Lo miré con una sonrisa torcida.
—¿Perturbaciones? Qué palabra tan elegante para decir molestia.
Él no respondió. Solo sacó un pergamino enrollado. Lo leí por encima. Nada que no esperara: “intromisión indebida”, “acciones fuera de rango”, “sospechas sobre tu lealtad”.
Ah, lo usual.
—¿Y qué van a hacer? —pregunté, alzando el rostro—. ¿Atarme a una piedra y esperar que me transforme en serpiente?
—Solo queremos confirmar que no planeas sabotear la unión —respondió con voz de piedra—. Tu… cercanía con el alfa puede nublar tu juicio.
Me reí. No una risita dulce, no. Una risa rota, afilada, nacida del cansancio y de la furia.

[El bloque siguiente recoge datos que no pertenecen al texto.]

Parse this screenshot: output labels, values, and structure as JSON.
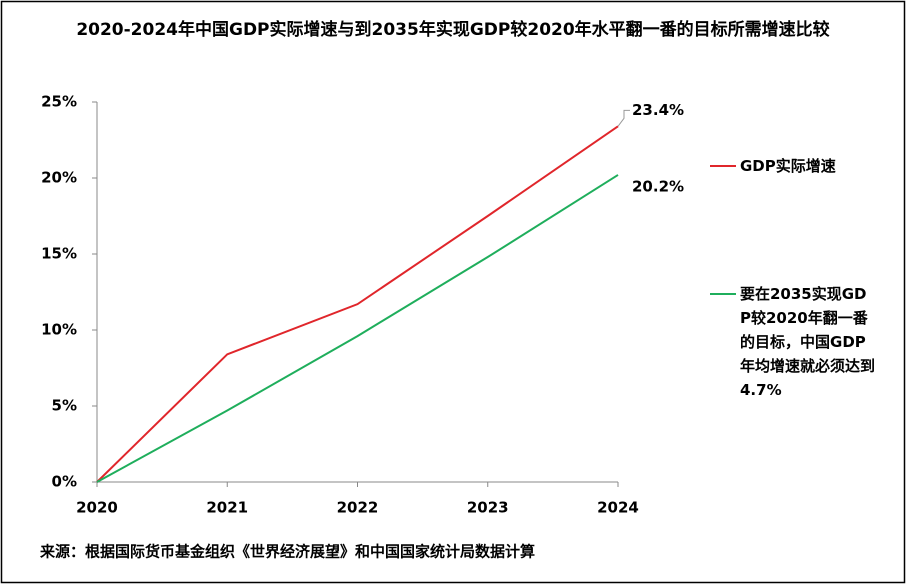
{
  "chart_data": {
    "type": "line",
    "title": "2020-2024年中国GDP实际增速与到2035年实现GDP较2020年水平翻一番的目标所需增速比较",
    "categories": [
      "2020",
      "2021",
      "2022",
      "2023",
      "2024"
    ],
    "series": [
      {
        "name": "GDP实际增速",
        "color": "#e0262b",
        "values": [
          0,
          8.4,
          11.7,
          17.5,
          23.4
        ],
        "value_labels": [
          null,
          null,
          null,
          null,
          "23.4%"
        ]
      },
      {
        "name": "要在2035实现GDP较2020年翻一番的目标，中国GDP年均增速就必须达到4.7%",
        "color": "#1fae5c",
        "values": [
          0,
          4.7,
          9.6,
          14.8,
          20.2
        ],
        "value_labels": [
          null,
          null,
          null,
          null,
          "20.2%"
        ]
      }
    ],
    "ylim": [
      0,
      25
    ],
    "yticks": [
      {
        "value": 0,
        "label": "0%"
      },
      {
        "value": 5,
        "label": "5%"
      },
      {
        "value": 10,
        "label": "10%"
      },
      {
        "value": 15,
        "label": "15%"
      },
      {
        "value": 20,
        "label": "20%"
      },
      {
        "value": 25,
        "label": "25%"
      }
    ],
    "legend": "right",
    "note": "来源：根据国际货币基金组织《世界经济展望》和中国国家统计局数据计算"
  }
}
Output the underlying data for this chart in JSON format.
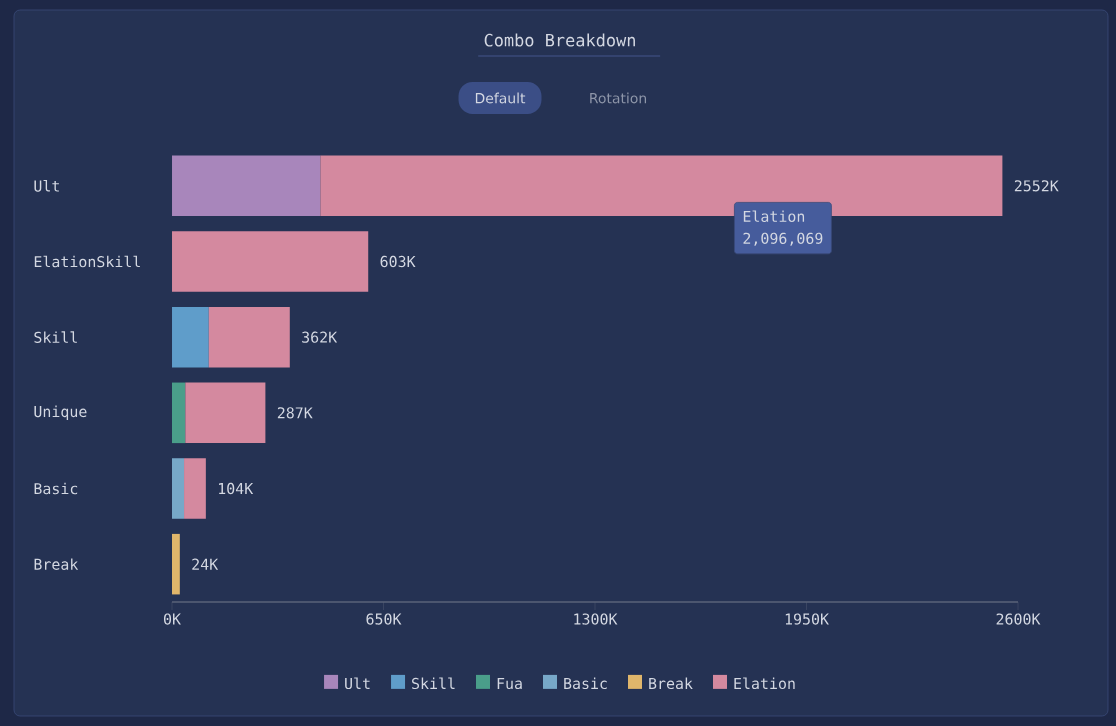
{
  "chart_data": {
    "type": "bar",
    "orientation": "horizontal",
    "stacked": true,
    "title": "Combo Breakdown",
    "categories": [
      "Ult",
      "ElationSkill",
      "Skill",
      "Unique",
      "Basic",
      "Break"
    ],
    "series": [
      {
        "name": "Ult",
        "color": "#a886bb",
        "values": [
          456,
          null,
          null,
          null,
          null,
          null
        ]
      },
      {
        "name": "Skill",
        "color": "#5f9dca",
        "values": [
          null,
          null,
          113,
          null,
          null,
          null
        ]
      },
      {
        "name": "Fua",
        "color": "#4a9e8a",
        "values": [
          null,
          null,
          null,
          41,
          null,
          null
        ]
      },
      {
        "name": "Basic",
        "color": "#77a8c8",
        "values": [
          null,
          null,
          null,
          null,
          37,
          null
        ]
      },
      {
        "name": "Break",
        "color": "#e0b66b",
        "values": [
          null,
          null,
          null,
          null,
          null,
          24
        ]
      },
      {
        "name": "Elation",
        "color": "#d4899f",
        "values": [
          2096,
          603,
          249,
          246,
          67,
          null
        ]
      }
    ],
    "totals": [
      "2552K",
      "603K",
      "362K",
      "287K",
      "104K",
      "24K"
    ],
    "xlim": [
      0,
      2600
    ],
    "xticks": [
      {
        "value": 0,
        "label": "0K"
      },
      {
        "value": 650,
        "label": "650K"
      },
      {
        "value": 1300,
        "label": "1300K"
      },
      {
        "value": 1950,
        "label": "1950K"
      },
      {
        "value": 2600,
        "label": "2600K"
      }
    ],
    "grid": false,
    "legend": "bottom",
    "annotations": [
      "Default",
      "Rotation",
      "Elation",
      "2,096,069"
    ]
  }
}
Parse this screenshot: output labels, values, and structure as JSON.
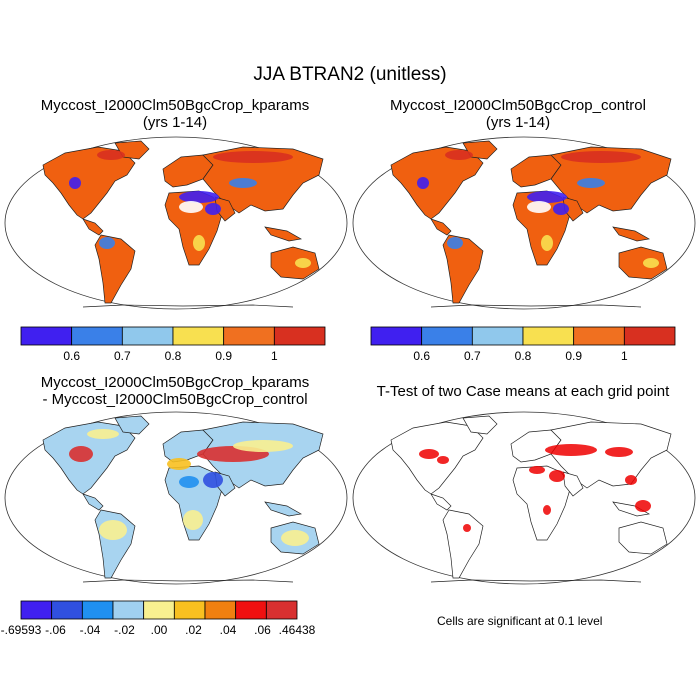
{
  "title": "JJA BTRAN2 (unitless)",
  "panels": [
    {
      "title_line1": "Myccost_I2000Clm50BgcCrop_kparams",
      "title_line2": "(yrs 1-14)"
    },
    {
      "title_line1": "Myccost_I2000Clm50BgcCrop_control",
      "title_line2": "(yrs 1-14)"
    },
    {
      "title_line1": "Myccost_I2000Clm50BgcCrop_kparams",
      "title_line2": "- Myccost_I2000Clm50BgcCrop_control"
    },
    {
      "title_line1": "T-Test of two Case means at each grid point",
      "title_line2": ""
    }
  ],
  "colorbar_top": {
    "colors": [
      "#4020f0",
      "#3a80e8",
      "#90c8ec",
      "#f8e050",
      "#f07020",
      "#d83020"
    ],
    "labels": [
      "0.6",
      "0.7",
      "0.8",
      "0.9",
      "1"
    ]
  },
  "colorbar_diff": {
    "colors": [
      "#4020f0",
      "#3050e0",
      "#2090f0",
      "#a0d0f0",
      "#f8f090",
      "#f8c020",
      "#f08010",
      "#f01010",
      "#d83030"
    ],
    "labels": [
      "-.69593",
      "-.06",
      "-.04",
      "-.02",
      ".00",
      ".02",
      ".04",
      ".06",
      ".46438"
    ]
  },
  "significance_note": "Cells are significant at 0.1 level",
  "colors": {
    "land_main": "#f06010",
    "ocean": "#ffffff",
    "diff_land": "#a8d4f0",
    "significant": "#ee0000"
  }
}
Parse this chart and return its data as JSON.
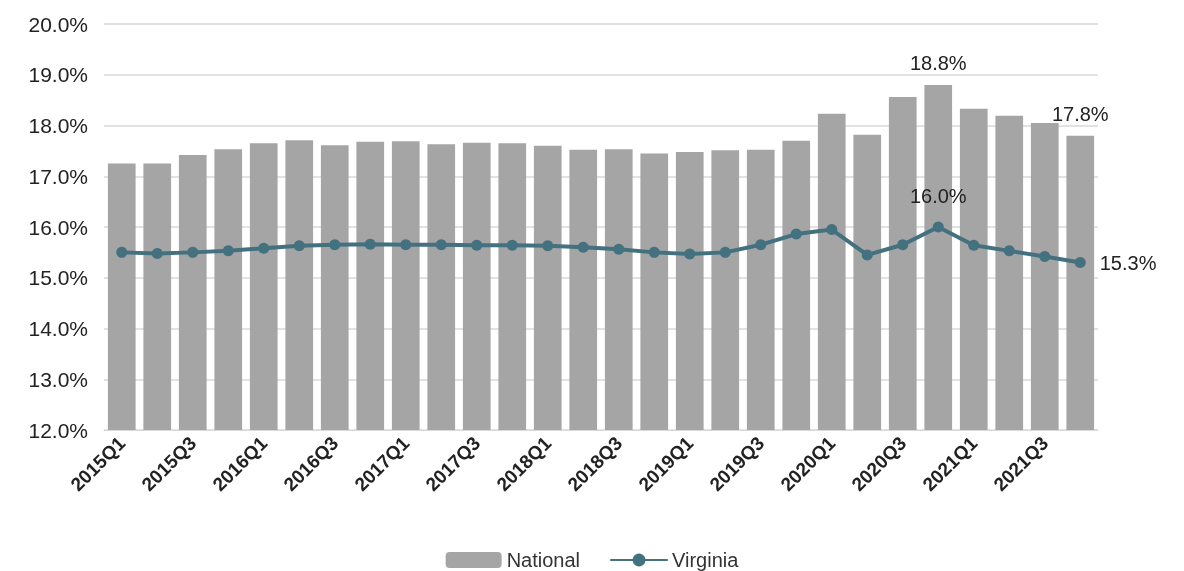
{
  "chart_data": {
    "type": "bar",
    "categories": [
      "2015Q1",
      null,
      "2015Q3",
      null,
      "2016Q1",
      null,
      "2016Q3",
      null,
      "2017Q1",
      null,
      "2017Q3",
      null,
      "2018Q1",
      null,
      "2018Q3",
      null,
      "2019Q1",
      null,
      "2019Q3",
      null,
      "2020Q1",
      null,
      "2020Q3",
      null,
      "2021Q1",
      null,
      "2021Q3",
      null
    ],
    "series": [
      {
        "name": "National",
        "color": "#a5a5a5",
        "values": [
          17.25,
          17.25,
          17.42,
          17.53,
          17.65,
          17.71,
          17.61,
          17.68,
          17.69,
          17.63,
          17.66,
          17.65,
          17.6,
          17.52,
          17.53,
          17.45,
          17.48,
          17.51,
          17.52,
          17.7,
          18.23,
          17.82,
          18.56,
          18.8,
          18.33,
          18.19,
          18.05,
          17.8
        ],
        "value_labels": [
          null,
          null,
          null,
          null,
          null,
          null,
          null,
          null,
          null,
          null,
          null,
          null,
          null,
          null,
          null,
          null,
          null,
          null,
          null,
          null,
          null,
          null,
          null,
          "18.8%",
          null,
          null,
          null,
          "17.8%"
        ]
      },
      {
        "name": "Virginia",
        "type": "line",
        "color": "#44717f",
        "values": [
          15.5,
          15.48,
          15.5,
          15.53,
          15.58,
          15.63,
          15.65,
          15.66,
          15.65,
          15.65,
          15.64,
          15.64,
          15.63,
          15.6,
          15.56,
          15.5,
          15.47,
          15.5,
          15.65,
          15.86,
          15.95,
          15.45,
          15.65,
          16.0,
          15.64,
          15.53,
          15.42,
          15.3
        ],
        "value_labels": [
          null,
          null,
          null,
          null,
          null,
          null,
          null,
          null,
          null,
          null,
          null,
          null,
          null,
          null,
          null,
          null,
          null,
          null,
          null,
          null,
          null,
          null,
          null,
          "16.0%",
          null,
          null,
          null,
          "15.3%"
        ]
      }
    ],
    "ylim": [
      12,
      20
    ],
    "yticks": [
      {
        "value": 12,
        "label": "12.0%"
      },
      {
        "value": 13,
        "label": "13.0%"
      },
      {
        "value": 14,
        "label": "14.0%"
      },
      {
        "value": 15,
        "label": "15.0%"
      },
      {
        "value": 16,
        "label": "16.0%"
      },
      {
        "value": 17,
        "label": "17.0%"
      },
      {
        "value": 18,
        "label": "18.0%"
      },
      {
        "value": 19,
        "label": "19.0%"
      },
      {
        "value": 20,
        "label": "20.0%"
      }
    ],
    "grid": "y",
    "legend": "bottom",
    "marker": "circle",
    "line_style": "solid"
  }
}
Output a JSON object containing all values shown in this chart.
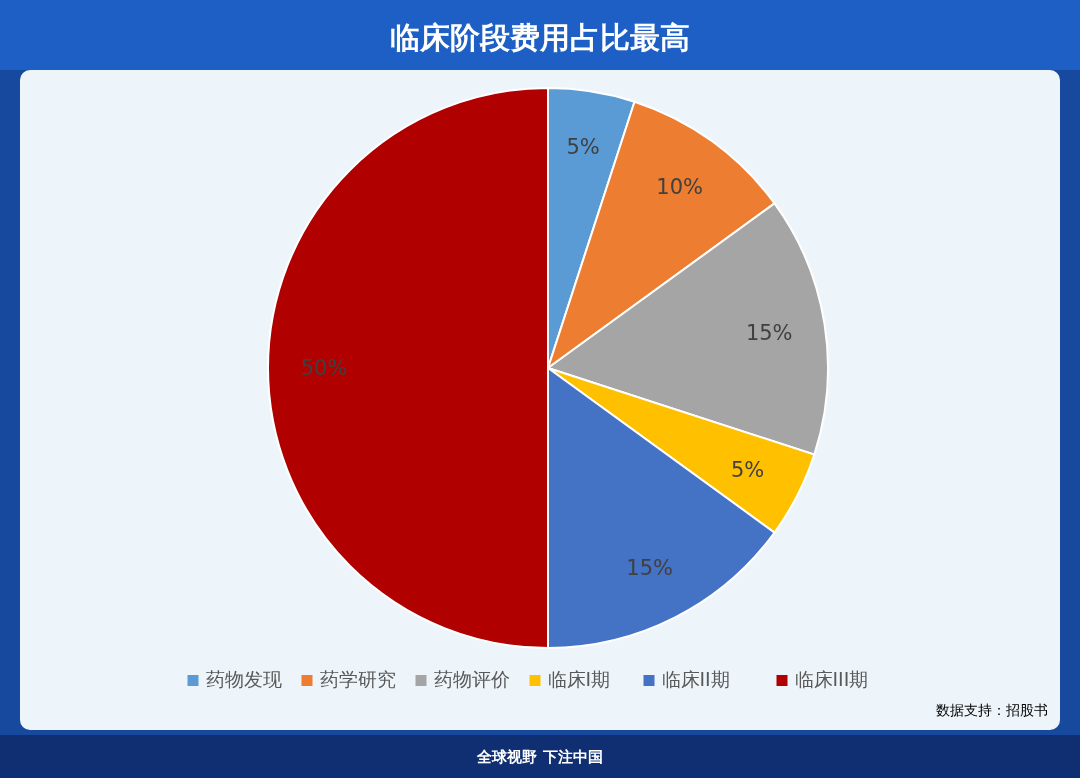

—Mi juicio está más claro que nunca, emisario. Lo que me nubla es este circo disfrazado de diplomacia.
Él dio un paso hacia mí, sus ojos estrechos. Pude ver el destello de amenaza bajo su tono.
—No olvides de dónde vienes, Luna. Tu madre era una traidora. Y tú… tú podrías repetir su historia.
Ahí me congelé.
Porque si bien sabía que ese rumor existía, que siempre estuvo flotando como un veneno mudo, nadie lo había dicho tan de frente. Nadie me lo había escupido con tanto desprecio.
Y algo dentro de mí se rompió. No de tristeza. No de vergüenza. De rabia.
—Mi madre fue más leal que muchos que se esconden detrás de esos estandartes llenos de polvo —murmuré con los dientes apretados—. Y si creen que yo me voy a callar y a sonreír mientras venden a mi compañero como carne política, están más perdidos de lo que imaginé.
Él se acercó tanto que pude oler su perfume caro. Almizcle y arrogancia.
—No eres nada, Luna. Una Omega marcada por el escándalo. No durarías ni un día entre verdaderos alfas.
—¿Y tú crees que un verdadero alfa necesita esconderse detrás de amenazas a una mujer sola? —disparé, sin apartar la mirada—. Pobre de ti si eso es lo mejor que tu clan puede ofrecer.
El silencio se hizo espeso. Y luego, sin decir más, él se giró y se fue.
Pero yo… yo me quedé allí, de pie, sintiendo algo arder en mi pecho. Era más que furia. Más que dolor.
Era poder.
Una fuerza antigua que se removía dentro de mí, como si toda la historia de mi sangre —la limpia y la sucia— despertara al fin.
Me llevé una mano al pecho. Mi corazón latía como un tambor de guerra. Y por primera vez, supe que no iba a dejar que me apartaran. Ni por traiciones, ni por linajes.
Iba a entrar en ese juego.
Y pensaba ganarlo.
Porque ya no era la chica rota que miraba el cielo preguntándose si él volvería.
No.
Era la mujer que haría temblar ese cielo si se atrevía a arrebatarme lo que era mío.